Third-party advertisers must start disclosing spending
OTTAWA— Starting Sunday, Canadians will begin to see which third-party groups will be spending money to sway their votes in the upcoming federal election.
As of June 30, groups that aren’t political parties but want a say in the fall campaign will need to register with Elections Canada if they spend more than $500 on political activities, and file interim disclosure forms once they raise or spend more than $10,000.
Groups such as Engage Canada and Shaping Canada’s Future stole the spotlight this month with duelling ads during the NBA Finals (Engage Canada attacked the Conservatives; Shaping Canada’s Future went after Liberal Leader Justin Trudeau), while groups such as Canada Proud will probably be spending big soon.
But more than half the over $6 million directly spent on electioneering by third parties in the 2015 election was shelled out by the top 10 organizations, most of which are unions.
Those tallies are just for the 78-day election period in 2015. Now, new rules on advertising disclosure will show how much groups are spending in the months before the campaign officially begins.

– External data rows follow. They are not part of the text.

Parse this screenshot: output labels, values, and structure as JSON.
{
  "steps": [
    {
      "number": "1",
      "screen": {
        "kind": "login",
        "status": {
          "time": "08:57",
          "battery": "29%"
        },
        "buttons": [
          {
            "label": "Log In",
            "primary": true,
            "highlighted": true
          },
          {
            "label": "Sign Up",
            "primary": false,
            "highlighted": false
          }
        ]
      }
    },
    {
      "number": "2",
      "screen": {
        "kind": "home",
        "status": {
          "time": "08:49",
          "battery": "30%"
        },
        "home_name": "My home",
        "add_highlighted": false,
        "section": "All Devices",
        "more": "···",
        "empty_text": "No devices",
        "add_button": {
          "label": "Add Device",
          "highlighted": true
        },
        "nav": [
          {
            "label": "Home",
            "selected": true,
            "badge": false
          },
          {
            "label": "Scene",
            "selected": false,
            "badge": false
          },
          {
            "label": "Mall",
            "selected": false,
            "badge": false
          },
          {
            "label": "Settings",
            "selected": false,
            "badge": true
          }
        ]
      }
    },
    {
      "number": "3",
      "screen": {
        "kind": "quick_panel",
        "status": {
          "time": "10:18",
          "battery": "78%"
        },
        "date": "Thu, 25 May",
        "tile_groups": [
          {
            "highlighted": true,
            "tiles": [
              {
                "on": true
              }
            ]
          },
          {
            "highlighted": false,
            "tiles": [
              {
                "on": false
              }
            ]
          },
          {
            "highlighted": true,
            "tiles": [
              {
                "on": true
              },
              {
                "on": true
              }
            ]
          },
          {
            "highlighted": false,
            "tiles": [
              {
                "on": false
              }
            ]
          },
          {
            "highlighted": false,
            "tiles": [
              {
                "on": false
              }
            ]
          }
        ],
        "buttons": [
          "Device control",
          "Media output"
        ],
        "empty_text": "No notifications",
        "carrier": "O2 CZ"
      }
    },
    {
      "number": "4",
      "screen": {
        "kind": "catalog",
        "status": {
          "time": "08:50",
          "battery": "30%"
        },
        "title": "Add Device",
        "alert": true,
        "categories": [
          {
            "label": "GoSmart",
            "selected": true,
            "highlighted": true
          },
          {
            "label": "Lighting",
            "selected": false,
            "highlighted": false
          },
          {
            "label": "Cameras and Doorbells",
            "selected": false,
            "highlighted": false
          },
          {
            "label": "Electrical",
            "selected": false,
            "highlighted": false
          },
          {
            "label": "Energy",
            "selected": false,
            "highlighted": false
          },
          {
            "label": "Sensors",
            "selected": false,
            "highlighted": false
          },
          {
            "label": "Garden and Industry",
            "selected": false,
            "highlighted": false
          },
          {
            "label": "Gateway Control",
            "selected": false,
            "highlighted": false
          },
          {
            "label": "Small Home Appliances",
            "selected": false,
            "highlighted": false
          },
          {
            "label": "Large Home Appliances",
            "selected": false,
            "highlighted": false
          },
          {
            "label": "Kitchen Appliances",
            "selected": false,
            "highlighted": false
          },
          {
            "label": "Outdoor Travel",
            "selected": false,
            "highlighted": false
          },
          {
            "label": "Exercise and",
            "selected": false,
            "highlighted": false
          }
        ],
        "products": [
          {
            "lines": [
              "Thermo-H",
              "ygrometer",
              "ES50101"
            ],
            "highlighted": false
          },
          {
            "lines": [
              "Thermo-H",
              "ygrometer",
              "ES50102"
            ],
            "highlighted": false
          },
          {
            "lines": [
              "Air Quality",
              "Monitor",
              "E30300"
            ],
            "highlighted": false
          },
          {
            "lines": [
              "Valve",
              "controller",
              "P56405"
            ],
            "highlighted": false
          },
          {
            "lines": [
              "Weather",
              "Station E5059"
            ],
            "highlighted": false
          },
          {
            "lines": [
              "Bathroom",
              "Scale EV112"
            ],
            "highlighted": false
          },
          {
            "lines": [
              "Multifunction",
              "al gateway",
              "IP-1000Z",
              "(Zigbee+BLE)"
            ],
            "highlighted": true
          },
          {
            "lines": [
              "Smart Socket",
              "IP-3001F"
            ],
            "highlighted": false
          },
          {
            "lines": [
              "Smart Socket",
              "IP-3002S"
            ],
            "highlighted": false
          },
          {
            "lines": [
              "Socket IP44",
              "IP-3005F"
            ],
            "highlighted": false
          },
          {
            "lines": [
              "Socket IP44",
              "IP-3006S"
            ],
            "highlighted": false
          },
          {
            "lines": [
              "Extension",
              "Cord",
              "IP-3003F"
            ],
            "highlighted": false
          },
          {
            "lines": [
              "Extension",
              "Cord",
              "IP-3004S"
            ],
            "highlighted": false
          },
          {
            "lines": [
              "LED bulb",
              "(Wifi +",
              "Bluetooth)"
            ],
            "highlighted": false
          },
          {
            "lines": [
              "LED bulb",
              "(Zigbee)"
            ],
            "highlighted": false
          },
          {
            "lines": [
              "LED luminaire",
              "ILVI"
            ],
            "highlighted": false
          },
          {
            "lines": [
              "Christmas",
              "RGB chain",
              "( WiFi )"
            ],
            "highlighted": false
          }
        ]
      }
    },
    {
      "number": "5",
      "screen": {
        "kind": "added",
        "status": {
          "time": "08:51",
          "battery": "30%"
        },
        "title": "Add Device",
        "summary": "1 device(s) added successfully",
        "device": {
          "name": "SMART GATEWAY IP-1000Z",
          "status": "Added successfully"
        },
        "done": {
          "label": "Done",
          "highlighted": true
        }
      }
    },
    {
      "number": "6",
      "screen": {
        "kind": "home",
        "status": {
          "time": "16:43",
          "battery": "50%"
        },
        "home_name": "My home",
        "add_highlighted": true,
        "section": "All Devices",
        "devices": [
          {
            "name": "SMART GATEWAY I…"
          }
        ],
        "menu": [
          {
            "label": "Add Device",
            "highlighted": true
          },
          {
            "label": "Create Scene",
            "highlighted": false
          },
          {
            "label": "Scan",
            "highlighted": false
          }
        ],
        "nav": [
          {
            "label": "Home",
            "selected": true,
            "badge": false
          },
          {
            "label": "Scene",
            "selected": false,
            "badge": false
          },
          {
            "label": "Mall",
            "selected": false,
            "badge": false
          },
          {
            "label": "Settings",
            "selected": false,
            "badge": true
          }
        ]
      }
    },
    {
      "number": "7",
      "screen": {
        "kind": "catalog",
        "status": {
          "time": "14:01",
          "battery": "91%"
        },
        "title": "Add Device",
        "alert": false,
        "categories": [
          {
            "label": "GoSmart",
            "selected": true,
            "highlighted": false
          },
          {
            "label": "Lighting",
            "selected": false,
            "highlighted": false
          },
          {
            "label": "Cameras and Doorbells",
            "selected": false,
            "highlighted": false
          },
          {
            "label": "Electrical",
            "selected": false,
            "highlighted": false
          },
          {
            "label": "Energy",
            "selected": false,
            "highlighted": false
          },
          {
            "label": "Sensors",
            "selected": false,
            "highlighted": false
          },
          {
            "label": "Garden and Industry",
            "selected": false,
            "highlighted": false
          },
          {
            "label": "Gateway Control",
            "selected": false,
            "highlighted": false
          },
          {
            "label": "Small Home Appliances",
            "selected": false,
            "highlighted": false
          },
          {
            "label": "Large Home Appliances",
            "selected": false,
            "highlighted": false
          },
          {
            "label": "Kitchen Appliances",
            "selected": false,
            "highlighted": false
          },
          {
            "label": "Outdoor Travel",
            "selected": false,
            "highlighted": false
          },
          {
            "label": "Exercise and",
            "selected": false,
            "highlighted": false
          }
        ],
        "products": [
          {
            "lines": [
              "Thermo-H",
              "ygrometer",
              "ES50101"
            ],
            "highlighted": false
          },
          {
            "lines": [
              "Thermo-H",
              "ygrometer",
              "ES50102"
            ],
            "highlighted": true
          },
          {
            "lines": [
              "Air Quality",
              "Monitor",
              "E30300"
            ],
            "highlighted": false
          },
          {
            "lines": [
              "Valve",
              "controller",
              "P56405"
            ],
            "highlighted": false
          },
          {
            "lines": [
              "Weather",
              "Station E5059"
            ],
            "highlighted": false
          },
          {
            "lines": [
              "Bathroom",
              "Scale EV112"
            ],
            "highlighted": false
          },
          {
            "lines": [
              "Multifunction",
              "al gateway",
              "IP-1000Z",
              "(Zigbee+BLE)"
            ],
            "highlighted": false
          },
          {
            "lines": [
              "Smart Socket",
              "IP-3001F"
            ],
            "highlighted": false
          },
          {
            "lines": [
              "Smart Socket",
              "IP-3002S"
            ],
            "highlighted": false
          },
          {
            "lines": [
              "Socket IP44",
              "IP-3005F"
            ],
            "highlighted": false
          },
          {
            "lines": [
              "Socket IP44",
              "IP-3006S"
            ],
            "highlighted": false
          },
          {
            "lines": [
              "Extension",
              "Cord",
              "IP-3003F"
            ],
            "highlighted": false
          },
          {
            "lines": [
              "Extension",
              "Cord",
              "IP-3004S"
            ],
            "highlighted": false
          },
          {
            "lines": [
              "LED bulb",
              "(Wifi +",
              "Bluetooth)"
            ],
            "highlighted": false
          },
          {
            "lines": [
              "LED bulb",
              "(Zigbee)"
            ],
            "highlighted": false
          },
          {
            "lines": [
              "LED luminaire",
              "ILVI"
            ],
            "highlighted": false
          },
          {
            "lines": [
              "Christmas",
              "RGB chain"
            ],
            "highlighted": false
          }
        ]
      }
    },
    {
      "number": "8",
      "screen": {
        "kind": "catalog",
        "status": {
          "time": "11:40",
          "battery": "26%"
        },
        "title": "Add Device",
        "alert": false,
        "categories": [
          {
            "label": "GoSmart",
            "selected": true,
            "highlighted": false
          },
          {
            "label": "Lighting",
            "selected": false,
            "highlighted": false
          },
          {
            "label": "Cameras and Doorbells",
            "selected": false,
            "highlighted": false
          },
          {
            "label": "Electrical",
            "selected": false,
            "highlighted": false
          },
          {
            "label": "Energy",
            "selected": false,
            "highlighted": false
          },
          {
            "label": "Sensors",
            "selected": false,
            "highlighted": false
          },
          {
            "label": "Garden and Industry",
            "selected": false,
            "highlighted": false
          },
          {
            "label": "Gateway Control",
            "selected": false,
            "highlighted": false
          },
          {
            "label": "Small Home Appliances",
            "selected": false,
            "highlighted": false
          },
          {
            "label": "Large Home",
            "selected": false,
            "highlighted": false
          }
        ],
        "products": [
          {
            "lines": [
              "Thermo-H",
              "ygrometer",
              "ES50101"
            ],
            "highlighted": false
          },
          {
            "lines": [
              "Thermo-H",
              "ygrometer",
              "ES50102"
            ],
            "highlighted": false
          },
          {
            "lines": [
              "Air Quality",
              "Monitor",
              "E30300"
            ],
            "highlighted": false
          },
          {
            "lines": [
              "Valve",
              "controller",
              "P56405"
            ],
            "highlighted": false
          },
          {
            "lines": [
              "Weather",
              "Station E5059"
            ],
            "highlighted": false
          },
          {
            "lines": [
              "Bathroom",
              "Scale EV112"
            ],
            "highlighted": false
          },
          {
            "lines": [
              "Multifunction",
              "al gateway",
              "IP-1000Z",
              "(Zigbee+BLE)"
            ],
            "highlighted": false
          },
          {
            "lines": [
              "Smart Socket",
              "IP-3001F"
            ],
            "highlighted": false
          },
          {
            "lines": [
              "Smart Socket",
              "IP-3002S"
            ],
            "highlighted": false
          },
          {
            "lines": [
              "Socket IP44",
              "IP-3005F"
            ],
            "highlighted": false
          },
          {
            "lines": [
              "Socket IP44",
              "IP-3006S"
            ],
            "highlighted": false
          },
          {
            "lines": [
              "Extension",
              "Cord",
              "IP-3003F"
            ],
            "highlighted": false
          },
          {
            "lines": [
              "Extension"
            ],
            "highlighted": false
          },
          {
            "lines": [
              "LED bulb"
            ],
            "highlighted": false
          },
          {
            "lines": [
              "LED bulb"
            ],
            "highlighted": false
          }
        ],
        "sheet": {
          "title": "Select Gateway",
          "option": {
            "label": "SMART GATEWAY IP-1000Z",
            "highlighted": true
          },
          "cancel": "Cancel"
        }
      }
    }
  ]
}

Bill C-76, the election-reform law passed by Parliament in December, sets limits for third parties of just over $1 million in the “pre-writ period,” and about $500,000 in the election period. In any given electoral district though, those limits are $10,000 and $5,000.
At least one union group will be trying to reach that limit, and has already spent on ads prior to the start of the pre-election period.
“We’re all in,” said Jerry Dias, national president of Unifor, the country’s largest privatesector union.
“We’re entitled to spend $511,000 in the writ period — we’re going to spend $511,000” he added. “There is no question, we will be very aggressive.”
An outspoken critic of conservative politicians both federally and provincially, Dias said his focus will be on supporting Liberal or NDP candidates and incumbents in winnable ridings.